“My father and the Baron d’Épinay lived in the stormy times of which I only saw the ending,” said Villefort.

“Was not your father a Bonapartist?” asked Monte Cristo; “I think I remember that you told me something of that kind.”

“My father has been a Jacobin more than anything else,” said Villefort, carried by his emotion beyond the bounds of prudence; “and the senator’s robe, which Napoleon cast on his shoulders, only served to disguise the old man without in any degree changing him. When my father conspired, it was not for the emperor, it was against the Bourbons; for M. Noirtier possessed this peculiarity, he never projected any Utopian schemes which could never be realized, but strove for possibilities, and he applied to the realization of these possibilities the terrible theories of The Mountain,—theories that never shrank from any means that were deemed necessary to bring about the desired result.”

“Well,” said Monte Cristo, “it is just as I thought; it was politics which brought Noirtier and M. d’Épinay into personal contact. Although General d’Épinay served under Napoleon, did he not still retain royalist sentiments? And was he not the person who was assassinated one evening on leaving a Bonapartist meeting to which he had been invited on the supposition that he favored the cause of the emperor?”

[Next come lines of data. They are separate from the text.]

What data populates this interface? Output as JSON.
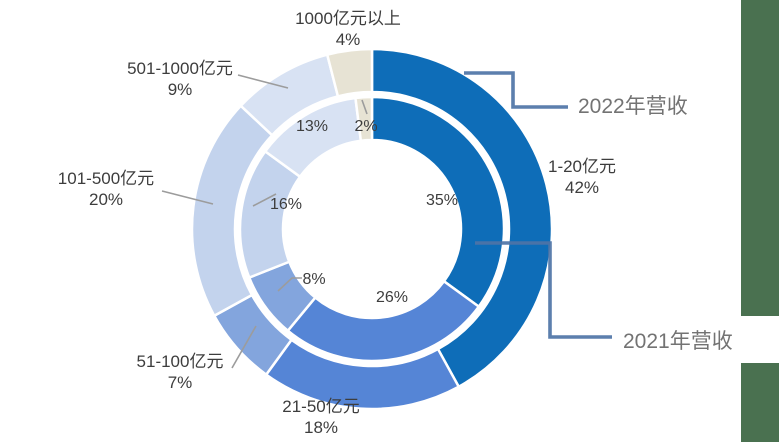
{
  "chart_data": {
    "type": "pie",
    "subtype": "double-ring-donut",
    "title": "",
    "categories": [
      "1-20亿元",
      "21-50亿元",
      "51-100亿元",
      "101-500亿元",
      "501-1000亿元",
      "1000亿元以上"
    ],
    "colors": [
      "#0E6DB8",
      "#5585D6",
      "#83A5DD",
      "#C3D3ED",
      "#D8E2F3",
      "#E7E3D4"
    ],
    "series": [
      {
        "name": "2022年营收",
        "ring": "outer",
        "values": [
          42,
          18,
          7,
          20,
          9,
          4
        ],
        "labels": [
          "42%",
          "18%",
          "7%",
          "20%",
          "9%",
          "4%"
        ]
      },
      {
        "name": "2021年营收",
        "ring": "inner",
        "values": [
          35,
          26,
          8,
          16,
          13,
          2
        ],
        "labels": [
          "35%",
          "26%",
          "8%",
          "16%",
          "13%",
          "2%"
        ]
      }
    ],
    "start_angle_deg": 0,
    "direction": "clockwise",
    "legend_position": "none",
    "grid": false
  },
  "category_labels": [
    {
      "text": "1-20亿元",
      "pct": "42%"
    },
    {
      "text": "21-50亿元",
      "pct": "18%"
    },
    {
      "text": "51-100亿元",
      "pct": "7%"
    },
    {
      "text": "101-500亿元",
      "pct": "20%"
    },
    {
      "text": "501-1000亿元",
      "pct": "9%"
    },
    {
      "text": "1000亿元以上",
      "pct": "4%"
    }
  ],
  "inner_value_labels": [
    "35%",
    "26%",
    "8%",
    "16%",
    "13%",
    "2%"
  ],
  "style": {
    "segment_border_color": "#FFFFFF",
    "connector_color": "#4E74A6",
    "callout_color": "#9C9C9C",
    "label_color": "#3D3D3D",
    "series_label_color": "#737373",
    "accent_bar_color": "#4A7150",
    "background": "#FFFFFF"
  }
}
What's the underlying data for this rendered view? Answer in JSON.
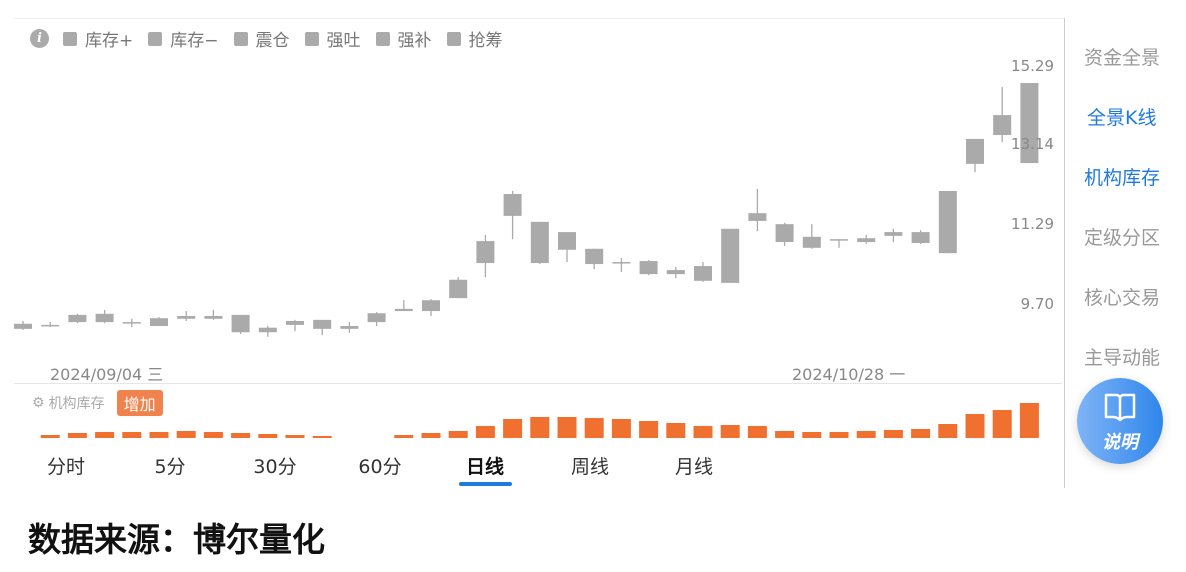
{
  "legend": {
    "items": [
      "库存+",
      "库存−",
      "震仓",
      "强吐",
      "强补",
      "抢筹"
    ],
    "swatch_color": "#aaaaaa"
  },
  "axis": {
    "labels": [
      "15.29",
      "13.14",
      "11.29",
      "9.70"
    ],
    "scale": "log"
  },
  "dates": {
    "left": "2024/09/04 三",
    "right": "2024/10/28 一"
  },
  "sub_panel": {
    "title": "机构库存",
    "badge": "增加",
    "bar_color": "#f07030"
  },
  "tabs": [
    {
      "label": "分时"
    },
    {
      "label": "5分"
    },
    {
      "label": "30分"
    },
    {
      "label": "60分"
    },
    {
      "label": "日线",
      "active": true
    },
    {
      "label": "周线"
    },
    {
      "label": "月线"
    }
  ],
  "sidebar": {
    "items": [
      {
        "label": "资金全景"
      },
      {
        "label": "全景K线",
        "active": true
      },
      {
        "label": "机构库存",
        "active": true
      },
      {
        "label": "定级分区"
      },
      {
        "label": "核心交易"
      },
      {
        "label": "主导动能"
      }
    ]
  },
  "help_button": {
    "label": "说明",
    "icon": "book-icon"
  },
  "source_text": "数据来源：博尔量化",
  "chart_data": [
    {
      "type": "candlestick",
      "y_axis_ticks": [
        15.29,
        13.14,
        11.29,
        9.7
      ],
      "ylim": [
        8.9,
        15.29
      ],
      "y_scale": "log",
      "candle_color": "#aaaaaa",
      "x_labels": {
        "1": "2024/09/04 三",
        "29": "2024/10/28 一"
      },
      "ohlc": [
        [
          9.25,
          9.39,
          9.23,
          9.34
        ],
        [
          9.3,
          9.37,
          9.28,
          9.32
        ],
        [
          9.37,
          9.52,
          9.35,
          9.5
        ],
        [
          9.37,
          9.59,
          9.35,
          9.52
        ],
        [
          9.37,
          9.43,
          9.28,
          9.37
        ],
        [
          9.3,
          9.46,
          9.3,
          9.44
        ],
        [
          9.43,
          9.57,
          9.39,
          9.48
        ],
        [
          9.43,
          9.59,
          9.41,
          9.48
        ],
        [
          9.5,
          9.5,
          9.16,
          9.19
        ],
        [
          9.27,
          9.3,
          9.11,
          9.19
        ],
        [
          9.32,
          9.41,
          9.21,
          9.39
        ],
        [
          9.41,
          9.41,
          9.14,
          9.25
        ],
        [
          9.3,
          9.37,
          9.18,
          9.25
        ],
        [
          9.37,
          9.55,
          9.3,
          9.53
        ],
        [
          9.57,
          9.77,
          9.57,
          9.61
        ],
        [
          9.57,
          9.79,
          9.48,
          9.77
        ],
        [
          9.81,
          10.21,
          9.81,
          10.16
        ],
        [
          10.49,
          11.07,
          10.21,
          10.94
        ],
        [
          11.48,
          12.04,
          10.98,
          11.97
        ],
        [
          11.35,
          11.35,
          10.47,
          10.49
        ],
        [
          11.13,
          11.13,
          10.51,
          10.76
        ],
        [
          10.78,
          10.78,
          10.37,
          10.47
        ],
        [
          10.51,
          10.59,
          10.31,
          10.51
        ],
        [
          10.53,
          10.55,
          10.25,
          10.27
        ],
        [
          10.35,
          10.41,
          10.19,
          10.27
        ],
        [
          10.14,
          10.51,
          10.12,
          10.43
        ],
        [
          10.1,
          11.2,
          10.1,
          11.2
        ],
        [
          11.37,
          12.09,
          11.15,
          11.54
        ],
        [
          11.3,
          11.33,
          10.84,
          10.92
        ],
        [
          11.03,
          11.3,
          10.78,
          10.8
        ],
        [
          10.98,
          10.98,
          10.8,
          10.98
        ],
        [
          10.92,
          11.07,
          10.88,
          11.0
        ],
        [
          11.05,
          11.2,
          10.92,
          11.13
        ],
        [
          11.13,
          11.17,
          10.88,
          10.9
        ],
        [
          10.69,
          12.04,
          10.69,
          12.04
        ],
        [
          12.68,
          13.3,
          12.48,
          13.3
        ],
        [
          13.4,
          14.69,
          13.22,
          13.92
        ],
        [
          12.7,
          14.8,
          12.7,
          14.8
        ]
      ]
    },
    {
      "type": "bar",
      "series_title": "机构库存",
      "color": "#f07030",
      "values": [
        0,
        3,
        5,
        6,
        6,
        6,
        7,
        6,
        5,
        4,
        3,
        2,
        0,
        0,
        3,
        5,
        7,
        12,
        19,
        21,
        21,
        20,
        19,
        17,
        15,
        12,
        13,
        12,
        7,
        6,
        6,
        7,
        8,
        9,
        14,
        24,
        28,
        35
      ]
    }
  ]
}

Villefort looked at the count almost with terror.

“Am I mistaken, then?” said Monte Cristo.

“No, sir, the facts were precisely what you have stated,” said Madame de Villefort; “and it was to prevent the renewal of old feuds that M. de Villefort formed the idea of uniting in the bonds of affection the two children of these inveterate enemies.”

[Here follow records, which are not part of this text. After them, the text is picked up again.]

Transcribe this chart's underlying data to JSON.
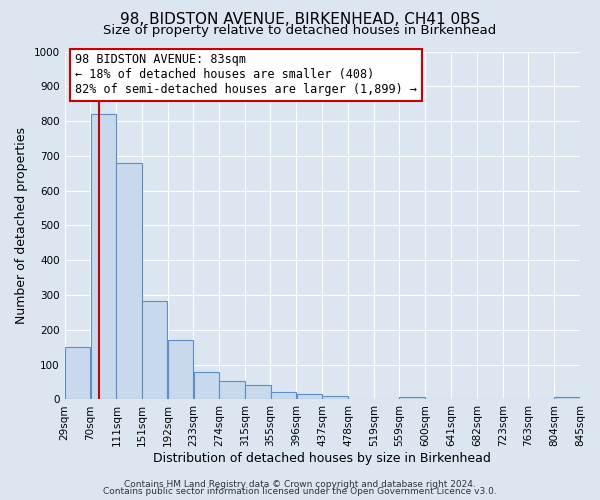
{
  "title": "98, BIDSTON AVENUE, BIRKENHEAD, CH41 0BS",
  "subtitle": "Size of property relative to detached houses in Birkenhead",
  "xlabel": "Distribution of detached houses by size in Birkenhead",
  "ylabel": "Number of detached properties",
  "bar_left_edges": [
    29,
    70,
    111,
    151,
    192,
    233,
    274,
    315,
    355,
    396,
    437,
    478,
    519,
    559,
    600,
    641,
    682,
    723,
    763,
    804
  ],
  "bar_heights": [
    150,
    820,
    680,
    283,
    172,
    78,
    53,
    42,
    20,
    17,
    10,
    0,
    0,
    8,
    0,
    0,
    0,
    0,
    0,
    7
  ],
  "bin_width": 41,
  "bar_color": "#c9d9ed",
  "bar_edge_color": "#5b8ec4",
  "tick_labels": [
    "29sqm",
    "70sqm",
    "111sqm",
    "151sqm",
    "192sqm",
    "233sqm",
    "274sqm",
    "315sqm",
    "355sqm",
    "396sqm",
    "437sqm",
    "478sqm",
    "519sqm",
    "559sqm",
    "600sqm",
    "641sqm",
    "682sqm",
    "723sqm",
    "763sqm",
    "804sqm",
    "845sqm"
  ],
  "ylim": [
    0,
    1000
  ],
  "yticks": [
    0,
    100,
    200,
    300,
    400,
    500,
    600,
    700,
    800,
    900,
    1000
  ],
  "property_line_x": 83,
  "property_line_color": "#cc0000",
  "annotation_line1": "98 BIDSTON AVENUE: 83sqm",
  "annotation_line2": "← 18% of detached houses are smaller (408)",
  "annotation_line3": "82% of semi-detached houses are larger (1,899) →",
  "annotation_box_color": "#ffffff",
  "annotation_box_edge_color": "#cc0000",
  "footer_line1": "Contains HM Land Registry data © Crown copyright and database right 2024.",
  "footer_line2": "Contains public sector information licensed under the Open Government Licence v3.0.",
  "background_color": "#dce6f0",
  "plot_bg_color": "#dce6f0",
  "grid_color": "#ffffff",
  "title_fontsize": 11,
  "subtitle_fontsize": 9.5,
  "axis_label_fontsize": 9,
  "tick_fontsize": 7.5,
  "annotation_fontsize": 8.5,
  "footer_fontsize": 6.5
}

“It was a sublime and charitable thought,” said Monte Cristo, “and the whole world should applaud it. It would be noble to see Mademoiselle Noirtier de Villefort assuming the title of Madame Franz d’Épinay.”

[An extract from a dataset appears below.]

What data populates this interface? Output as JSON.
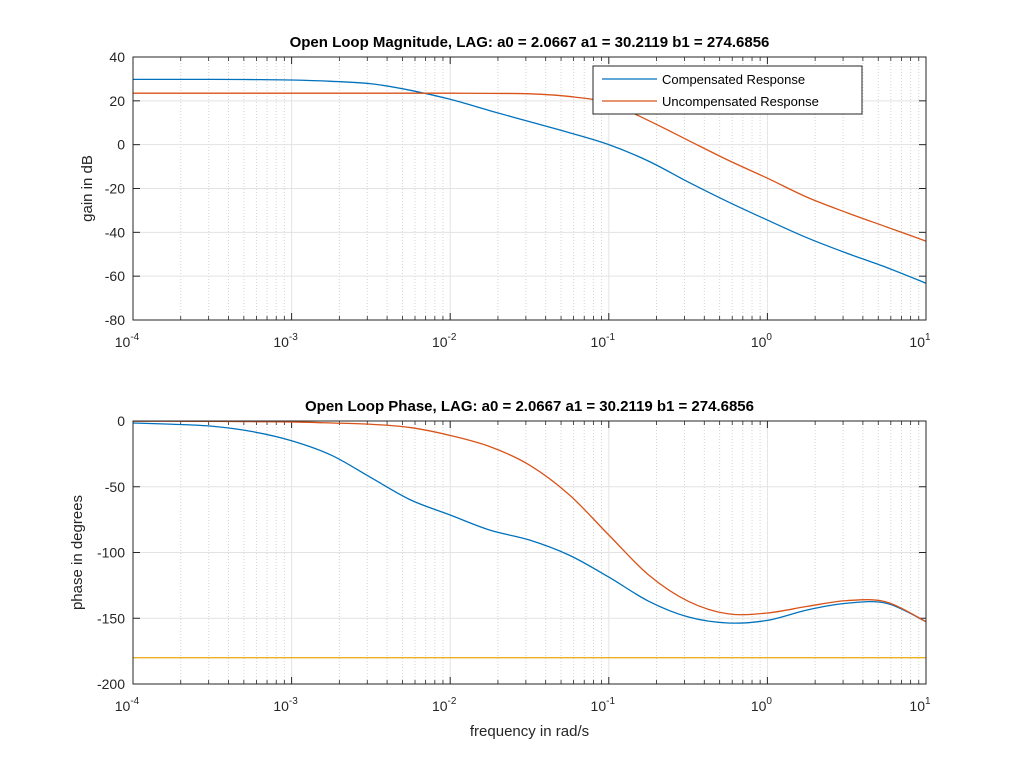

Villefort shuddered and looked at Monte Cristo as if he wished to read in his countenance the real feelings which had dictated the words he had just uttered. But the count completely baffled the procureur, and prevented him from discovering anything beneath the never-varying smile he was so constantly in the habit of assuming.

“Although,” said Villefort, “it will be a serious thing for Valentine to lose her grandfather’s fortune, I do not think that M. d’Épinay will be frightened at this pecuniary loss. He will, perhaps, hold me in greater esteem than the money itself, seeing that I sacrifice everything in order to keep my word with him. Besides, he knows that Valentine is rich in right of her mother, and that she will, in all probability, inherit the fortune of M. and Madame de Saint-Méran, her mother’s parents, who both love her tenderly.”